The Orphic and Pythagorean are different yet harmonically bound in Platonic theology, which layers and relates complexity.
Epicureanism (founded in 307BC) and Stoicism (founded in the early third century BC) were
both prominent Hellenic philosophies. Epicurius’ view was that there were Gods but they lived in a perfect state of ataraxia or indifference, unconcerned with evil in the world or the affairs of men. And so Epicureans believed that men should strive to share a similar detachment. They believed Gods, matter, souls and even thoughts are made up of atoms and the Gods inhabited metakosmia: empty spaces between worlds in the vastness of infinite space. Epicureanism resembles Buddhism in its temperateness, lack of divine interference and its atomism, as well as its belief in constraint or moderation.

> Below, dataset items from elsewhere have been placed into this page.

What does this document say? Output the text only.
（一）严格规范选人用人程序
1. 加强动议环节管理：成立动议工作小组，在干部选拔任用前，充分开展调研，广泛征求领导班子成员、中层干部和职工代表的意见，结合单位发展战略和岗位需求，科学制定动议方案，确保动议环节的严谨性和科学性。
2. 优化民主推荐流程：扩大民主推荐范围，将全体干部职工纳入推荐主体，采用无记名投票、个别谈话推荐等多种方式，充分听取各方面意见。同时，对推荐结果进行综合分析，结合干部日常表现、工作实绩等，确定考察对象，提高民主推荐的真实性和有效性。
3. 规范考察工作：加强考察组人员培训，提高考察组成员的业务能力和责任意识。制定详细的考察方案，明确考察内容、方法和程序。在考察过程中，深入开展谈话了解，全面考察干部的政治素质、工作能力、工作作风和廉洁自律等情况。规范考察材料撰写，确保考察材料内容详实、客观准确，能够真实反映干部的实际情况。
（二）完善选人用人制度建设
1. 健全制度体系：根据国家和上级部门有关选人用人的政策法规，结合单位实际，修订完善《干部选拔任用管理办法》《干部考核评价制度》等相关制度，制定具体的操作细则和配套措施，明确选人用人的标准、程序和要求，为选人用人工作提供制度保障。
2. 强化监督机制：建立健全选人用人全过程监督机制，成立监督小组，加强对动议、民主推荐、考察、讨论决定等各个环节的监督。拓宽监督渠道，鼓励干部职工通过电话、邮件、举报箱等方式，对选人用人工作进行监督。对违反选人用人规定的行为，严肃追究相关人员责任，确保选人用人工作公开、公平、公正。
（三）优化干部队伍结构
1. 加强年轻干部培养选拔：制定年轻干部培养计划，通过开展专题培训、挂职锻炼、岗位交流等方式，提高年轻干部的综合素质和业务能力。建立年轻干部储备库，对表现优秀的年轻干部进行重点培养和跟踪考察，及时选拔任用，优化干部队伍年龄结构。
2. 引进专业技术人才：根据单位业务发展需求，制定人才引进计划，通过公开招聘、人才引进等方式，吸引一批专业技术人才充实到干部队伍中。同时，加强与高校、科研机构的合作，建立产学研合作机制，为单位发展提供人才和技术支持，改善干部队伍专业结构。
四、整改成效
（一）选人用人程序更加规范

Stoics had no definitive belief in an afterlife but conceived of themselves as being members of a divine being. The living universe was thought to have an eternal cycle of change and eventually this universe would evolve into a penultimate period, when everything is converted to the divine fire, becoming soul only. This fire in turn becomes a kind of fertile mass, from which the seeds of reason sow a new universal cycle. Stoics were champions of the idea of ignoring heedless passions and fears for full acceptance of the here and now.
Neoplatonism was the surviving ‘living’ philosophy of Hellenism that was integrated with Christianity. One can be a Neoplatonist pagan or Christian, and indeed the Europeanization of Christianity is thought of to be in large part its anchoring to Platonic thought. To Neoplatonists, what is eternal in us is reason and we get closer to this eternity (the Whole) the less attention is paid to pleasure or pain, and the more we engage in philosophical contemplation. The goal of human life is to seek spiritual ascension with an aim to reconnecting with the Whole, or first divinity, the totality of all beings. Plato and Plotinus identified the ‘Whole’ (the One) with the concept of ‘Good’ and the principle of ‘Beauty’, that contained no division, multiplicity or distinction. Neoplatonism is related also to Gnosticism and Hermeticism, though it is more rational and all its precepts based in reason and philosophy.